Вот почему, при каждом соприкосновении с западно-европейской полицией, невольно видишь, что стоит принять любую из современных ее организаций — этот коренной наш недостаток тотчас отойдет в область преданий и преданные как нигде в мире своему Государю и родине наши полицейские чины, освобожденные от вековых пут «канцелярии», «санитарии» да «благоустройства» — сумеют поставить дело ограждения государственной и общей безопасности населения на должную высоту…
Впрочем теперь, накануне полицейской реформы, эти мои гентские впечатления являются уже «общим местом», но можно-ли воздержаться от его повторения, когда, входя в сношения с полицией соседних государств, изо дня в день следя за ее деятельностью — убеждаешься, что это «общее место» все еще страшно больное наше место — требующая быстрейших и радикальных мер — самая главная язва нашей полицейской организации.
Несомненно многое, рассказанное мне г. Ван-Веземаэль об организации и деятельности вверенной ему «муниципальной полицейской стражи», составляющей, кстати, отдельный батальон и выступающей на торжествах и парадах в военном строю со знаменем и главным коммисаром на коне впереди, — представляет живой интерес, но все это, равно как и содержание его любопытных докладов и инструкций — надеюсь изложить впоследствии, а теперь, возвращаясь к главному предмету нашей беседы, привожу прежде всего в подлиннике тот исторический отныне рапорт начальника гентской полиции, который был первым официальным документом, положившим начало правильной организации службы полицейских собак.
Копия рапорта начальника полиции в г. Гент (Бельгия) бургомистру этого города, от 13 Декабря 1899 года, о первых опытах организации ночной службы сторожевых полицейских собак.
Господин Бургомистр.
Вы благоволили мне разрешить организовать, в виде пробы, службу сторожевых собак. Ходатайствуя об этом, я имел в виду пополнить недостаточное число ночных стражников, несущих службу в отдаленных частях города, лесном бассейне и в тех кварталах, где каждую зиму совершались многочисленные ночные кражи, виновники которых большею частью оставались необнаруженными.

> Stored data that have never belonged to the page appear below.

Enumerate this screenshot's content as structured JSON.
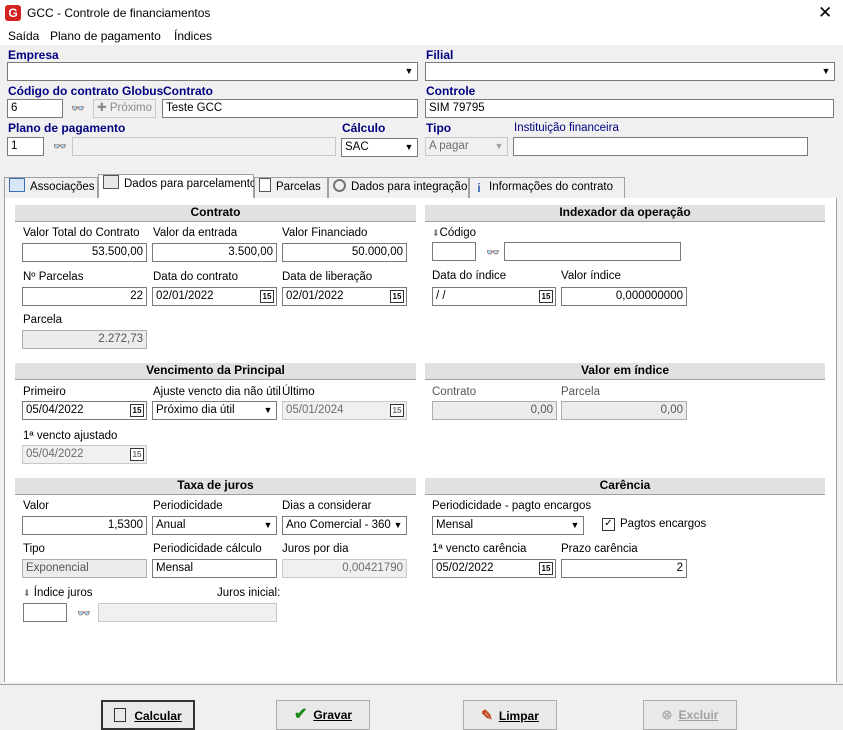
{
  "window": {
    "app_icon": "G",
    "title": "GCC - Controle de financiamentos",
    "close_glyph": "✕"
  },
  "menu": [
    "Saída",
    "Plano de pagamento",
    "Índices"
  ],
  "top": {
    "empresa_label": "Empresa",
    "empresa_value": "",
    "filial_label": "Filial",
    "filial_value": "",
    "codigo_label": "Código do contrato Globus",
    "codigo_value": "6",
    "proximo_label": "Próximo",
    "contrato_label": "Contrato",
    "contrato_value": "Teste GCC",
    "controle_label": "Controle",
    "controle_value": "SIM 79795",
    "plano_label": "Plano de pagamento",
    "plano_value": "1",
    "plano_desc": "",
    "calculo_label": "Cálculo",
    "calculo_value": "SAC",
    "tipo_label": "Tipo",
    "tipo_value": "A pagar",
    "instituicao_label": "Instituição financeira",
    "instituicao_value": ""
  },
  "tabs": [
    {
      "label": "Associações",
      "icon": "building-icon"
    },
    {
      "label": "Dados para parcelamento",
      "icon": "calculator-icon"
    },
    {
      "label": "Parcelas",
      "icon": "document-icon"
    },
    {
      "label": "Dados para integração",
      "icon": "gear-icon"
    },
    {
      "label": "Informações do contrato",
      "icon": "info-icon"
    }
  ],
  "contrato": {
    "header": "Contrato",
    "valor_total_label": "Valor Total do Contrato",
    "valor_total": "53.500,00",
    "valor_entrada_label": "Valor da entrada",
    "valor_entrada": "3.500,00",
    "valor_financiado_label": "Valor Financiado",
    "valor_financiado": "50.000,00",
    "nparcelas_label": "Nº Parcelas",
    "nparcelas": "22",
    "data_contrato_label": "Data do contrato",
    "data_contrato": "02/01/2022",
    "data_liberacao_label": "Data de liberação",
    "data_liberacao": "02/01/2022",
    "parcela_label": "Parcela",
    "parcela": "2.272,73"
  },
  "indexador": {
    "header": "Indexador da operação",
    "codigo_label": "Código",
    "codigo": "",
    "descricao": "",
    "data_indice_label": "Data do índice",
    "data_indice": " /  /",
    "valor_indice_label": "Valor índice",
    "valor_indice": "0,000000000"
  },
  "vencimento": {
    "header": "Vencimento da Principal",
    "primeiro_label": "Primeiro",
    "primeiro": "05/04/2022",
    "ajuste_label": "Ajuste vencto dia não útil",
    "ajuste": "Próximo dia útil",
    "ultimo_label": "Último",
    "ultimo": "05/01/2024",
    "ajustado_label": "1ª vencto ajustado",
    "ajustado": "05/04/2022"
  },
  "valor_indice": {
    "header": "Valor em índice",
    "contrato_label": "Contrato",
    "contrato": "0,00",
    "parcela_label": "Parcela",
    "parcela": "0,00"
  },
  "juros": {
    "header": "Taxa de juros",
    "valor_label": "Valor",
    "valor": "1,5300",
    "periodicidade_label": "Periodicidade",
    "periodicidade": "Anual",
    "dias_label": "Dias a considerar",
    "dias": "Ano Comercial - 360",
    "tipo_label": "Tipo",
    "tipo": "Exponencial",
    "period_calc_label": "Periodicidade cálculo",
    "period_calc": "Mensal",
    "juros_dia_label": "Juros por dia",
    "juros_dia": "0,00421790",
    "indice_juros_label": "Índice juros",
    "indice_juros": "",
    "juros_inicial_label": "Juros inicial:",
    "juros_inicial": ""
  },
  "carencia": {
    "header": "Carência",
    "period_label": "Periodicidade - pagto encargos",
    "period": "Mensal",
    "pagtos_label": "Pagtos encargos",
    "pagtos_checked": "✓",
    "vencto_label": "1ª vencto carência",
    "vencto": "05/02/2022",
    "prazo_label": "Prazo carência",
    "prazo": "2"
  },
  "buttons": {
    "calcular": "Calcular",
    "gravar": "Gravar",
    "limpar": "Limpar",
    "excluir": "Excluir"
  },
  "glyphs": {
    "dropdown": "▼",
    "calendar": "15",
    "binoculars": "👓",
    "pin": "⬇"
  }
}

Увеличение числа ночных сторожей должно было бы быть довольно значительным и, хотя, конечно, внушило бы некоторый страх ворам и бродягам, но оно вызвало бы и значительные расходы, а, с другой стороны, я не уверен, что стражник, наблюдающий один в полях и на безлюдных окраинах, удаленных от всякой помощи, осмелился бы вмешаться, когда он видит нескольких злодеев, совершающих какой-нибудь проступок. Неоспоримо, что человек, одетый в стесняющее его движения форменное платье, не может бежать, особенно через засеянные поля и после нескольких часов утомительной службы, также быстро и долго, как лицо, которое замышляет совершение какого-либо преступления. Профессиональные наши воры обыкновенно одеваются и обуваются так, чтобы не иметь препятствий в своей одежде во время бегства в случае неожиданного преследования и редко идут на совершение преступления в состоянии усталости. Следовательно, в общем можно сказать, что злодей является более подвижным, чем полицейский и это ему позволяет даже в случае неудачного покушения, легко скрыться от преследования полицейской стражи. Наоборот, употребление собак-сторожей стоит много дешевле. Кроме того, собака бодрее переносит долгую службу, она может преследовать убегающего через поля и на пересеченной местности быстрее, чем человек; собака является для полицейского, которого она сопровождает, преданным другом, надежным защитником, неустрашимой, ловкой и бодрой, и она дает стражнику более уверенности и смелости; она внушает более страха, чем человек, имеет неоценимое достоинство чутья и очень тонкий слух. Наконец собака может легко проникнуть везде, идти, рыться, не давая возможности даже подозревать свое присутствие и накрыть, таким образом, злодея тогда, когда полицейский мог бы лишь с трудом проникнуть куда-нибудь, не возбудив тревоги. Если преступник, благодаря своей ловкости, перескакивает рвы, заборы или переплывает каналы, собака может легко преследовать и схватит его даже в воде, тогда как полицейский в подобных случаях часто вынужден прекратить преследование просто по недостатку ловкости или же по неумению плавать.